Thursday, May 6, 2010

Idolatry Is Easy

Idolatry is easy. Humans turn created things (or those things which are not God) into objects of worship quite naturally. We devote our lives to success, wealth, power, or even our own kids rather than to the God who created us and sent his son to die for us. We place pastors, politicians, athletes and celebrities on pedestals of undo height and glory. We make gods of mere mortals.

In the Bible, idolatry is the sin that infuriates God the most, and is the one by which he is most confounded. Isaiah expresses God’s consternation over idolatry this way:

[Wood] is man's fuel for burning;

       some of it he takes and warms himself,

       he kindles a fire and bakes bread.

       But he also fashions a god and worships it;

       he makes an idol and bows down to it.
Half of the wood he burns in the fire;

       over it he prepares his meal,

       he roasts his meat and eats his fill.

       He also warms himself and says,

       "Ah! I am warm; I see the fire."
From the rest he makes a god, his idol;

       he bows down to it and worships.

       He prays to it and says,

       "Save me; you are my god."
They know nothing, they understand nothing;

       their eyes are plastered over so they cannot see,

       and their minds closed so they cannot understand.
No one stops to think, 

       no one has the knowledge or understanding to say,

       "Half of it I used for fuel;

       I even baked bread over its coals,

       I roasted meat and I ate.

       Shall I make a detestable thing from what is left?

       Shall I bow down to a block of wood?"

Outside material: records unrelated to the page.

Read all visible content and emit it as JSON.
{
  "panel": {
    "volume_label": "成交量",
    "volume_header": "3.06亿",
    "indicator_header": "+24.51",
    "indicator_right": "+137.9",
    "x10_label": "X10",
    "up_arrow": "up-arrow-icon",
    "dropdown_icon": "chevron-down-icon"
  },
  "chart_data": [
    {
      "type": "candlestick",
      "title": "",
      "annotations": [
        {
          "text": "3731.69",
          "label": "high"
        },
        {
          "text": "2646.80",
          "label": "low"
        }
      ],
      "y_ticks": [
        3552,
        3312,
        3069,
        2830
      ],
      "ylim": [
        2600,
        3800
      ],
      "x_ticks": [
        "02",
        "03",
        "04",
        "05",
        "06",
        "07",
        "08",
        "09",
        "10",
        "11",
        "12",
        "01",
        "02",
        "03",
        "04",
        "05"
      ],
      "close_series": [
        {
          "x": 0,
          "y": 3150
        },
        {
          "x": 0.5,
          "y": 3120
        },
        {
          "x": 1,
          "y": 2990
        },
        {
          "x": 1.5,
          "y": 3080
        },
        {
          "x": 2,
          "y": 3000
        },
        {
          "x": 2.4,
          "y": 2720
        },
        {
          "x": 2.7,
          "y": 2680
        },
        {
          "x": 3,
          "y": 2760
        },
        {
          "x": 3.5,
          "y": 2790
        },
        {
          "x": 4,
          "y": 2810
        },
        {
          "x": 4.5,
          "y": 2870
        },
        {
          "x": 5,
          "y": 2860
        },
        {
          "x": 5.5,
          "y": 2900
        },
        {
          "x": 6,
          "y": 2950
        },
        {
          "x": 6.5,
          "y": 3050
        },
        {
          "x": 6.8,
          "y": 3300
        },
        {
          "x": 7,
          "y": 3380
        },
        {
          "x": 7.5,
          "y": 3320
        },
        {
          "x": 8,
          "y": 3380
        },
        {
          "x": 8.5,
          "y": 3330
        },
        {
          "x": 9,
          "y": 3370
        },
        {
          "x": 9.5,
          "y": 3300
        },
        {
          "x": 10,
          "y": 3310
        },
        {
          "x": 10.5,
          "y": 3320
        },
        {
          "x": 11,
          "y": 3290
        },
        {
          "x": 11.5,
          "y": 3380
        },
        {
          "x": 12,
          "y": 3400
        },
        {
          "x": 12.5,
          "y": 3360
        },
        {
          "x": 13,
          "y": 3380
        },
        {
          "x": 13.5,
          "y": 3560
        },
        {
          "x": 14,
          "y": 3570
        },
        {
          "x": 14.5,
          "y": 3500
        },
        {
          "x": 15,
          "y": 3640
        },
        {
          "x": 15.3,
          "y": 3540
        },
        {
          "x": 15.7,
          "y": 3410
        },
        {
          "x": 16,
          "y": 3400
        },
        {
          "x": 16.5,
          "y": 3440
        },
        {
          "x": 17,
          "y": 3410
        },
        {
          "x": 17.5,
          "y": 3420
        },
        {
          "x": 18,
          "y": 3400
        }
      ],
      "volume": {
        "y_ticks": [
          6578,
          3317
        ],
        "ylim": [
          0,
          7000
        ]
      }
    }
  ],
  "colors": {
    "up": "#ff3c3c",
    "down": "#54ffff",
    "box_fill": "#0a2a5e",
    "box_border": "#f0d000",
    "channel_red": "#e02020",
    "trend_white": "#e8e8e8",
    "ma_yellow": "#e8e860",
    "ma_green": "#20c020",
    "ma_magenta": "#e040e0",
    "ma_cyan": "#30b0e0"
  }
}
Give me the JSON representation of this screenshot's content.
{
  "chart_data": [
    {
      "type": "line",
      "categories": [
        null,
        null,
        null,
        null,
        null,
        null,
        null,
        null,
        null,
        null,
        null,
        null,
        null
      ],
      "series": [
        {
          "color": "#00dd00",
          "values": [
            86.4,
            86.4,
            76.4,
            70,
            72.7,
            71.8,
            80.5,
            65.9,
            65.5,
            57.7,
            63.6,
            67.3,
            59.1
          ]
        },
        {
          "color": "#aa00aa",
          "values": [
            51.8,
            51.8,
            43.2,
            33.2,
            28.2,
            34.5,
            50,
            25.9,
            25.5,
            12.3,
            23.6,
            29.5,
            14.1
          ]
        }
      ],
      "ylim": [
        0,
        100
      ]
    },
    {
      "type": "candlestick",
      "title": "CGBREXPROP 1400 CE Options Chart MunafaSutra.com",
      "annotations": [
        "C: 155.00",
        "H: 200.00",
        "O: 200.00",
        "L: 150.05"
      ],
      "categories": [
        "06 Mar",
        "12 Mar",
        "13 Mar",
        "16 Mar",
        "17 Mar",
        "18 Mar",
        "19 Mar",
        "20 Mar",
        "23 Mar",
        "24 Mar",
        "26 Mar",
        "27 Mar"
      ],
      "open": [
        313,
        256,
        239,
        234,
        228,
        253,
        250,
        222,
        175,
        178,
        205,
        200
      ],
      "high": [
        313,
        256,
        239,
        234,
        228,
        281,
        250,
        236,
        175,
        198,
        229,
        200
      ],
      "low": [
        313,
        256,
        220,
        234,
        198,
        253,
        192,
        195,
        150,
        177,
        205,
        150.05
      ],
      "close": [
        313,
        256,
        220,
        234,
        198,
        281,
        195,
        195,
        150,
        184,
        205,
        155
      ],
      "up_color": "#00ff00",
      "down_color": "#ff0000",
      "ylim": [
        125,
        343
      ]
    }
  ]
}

Nothing makes less sense to God than idolatry, and yet this is the sin his people committed again and again. As early on as the Exodus, the Israelites fashioned a golden calf (perhaps to resemble a god they had worshipped while in Egypt) and bowed down to it. When they entered the promised land they added the idols of the Canaanites—Baal, Asherah, Molech—to their own worship. Idolatry (which God understood as adultery against himself) was the reason for the demise of Israel. It was because of their idolatry that the Northern Kingdom was destroyed and the Southern Kingdom sent into exile.

In the New Testament, Paul laments the idolatry he finds rampant among all the peoples of the earth. He writes in Romans:

For since the creation of the world God's invisible qualities—his eternal power and divine nature—have been clearly seen, being understood from what has been made, so that men are without excuse.
For although they knew God, they neither glorified him as God nor gave thanks to him, but their thinking became futile and their foolish hearts were darkened. Although they claimed to be wise, they became fools and exchanged the glory of the immortal God for images made to look like mortal man and birds and animals and reptiles.
Therefore God gave them over in the sinful desires of their hearts to sexual impurity for the degrading of their bodies with one another. They exchanged the truth of God for a lie, and worshiped and served created things rather than the Creator—who is forever praised. Amen.

Idolatry is a problem for all mankind. It’s in our fallen nature to worship that which is not God. Even today there is unfettered idolatry running loose among churchgoers. We worship the gods of success and power just like the ancients, though perhaps more insidiously because we wrap it up in our Christianity. We turn our pastors and politicians into gods and place upon them all the expectations and demands of deity. Our idolatry grieves God no less today than it did when the stories of the Bible were being lived in the dust and grass of Palestine. The saddest irony, of course, is that when God did become a man—the one man worthy of worship—we rejected and killed him.

I urge you to examine your own heart to discern who and what has your central devotion rather than God. Who sits upon the throne of your soul? There is only one who is worthy to sit on that great seat—he who created you and knows you from first to last. Idolatry is easy. True worship of the true God is hard. Do the hard stuff.

1 comment:

Anonymous said...

Thank you for this call to obedience and worship. Each Sunday morning, temptations abound to "skip church," and yet as we glorify God together, we're "blessed because we came" (to quote Mike Fay & Tom Coomes's song). Doing the "hard stuff" is worth it far more than words can describe!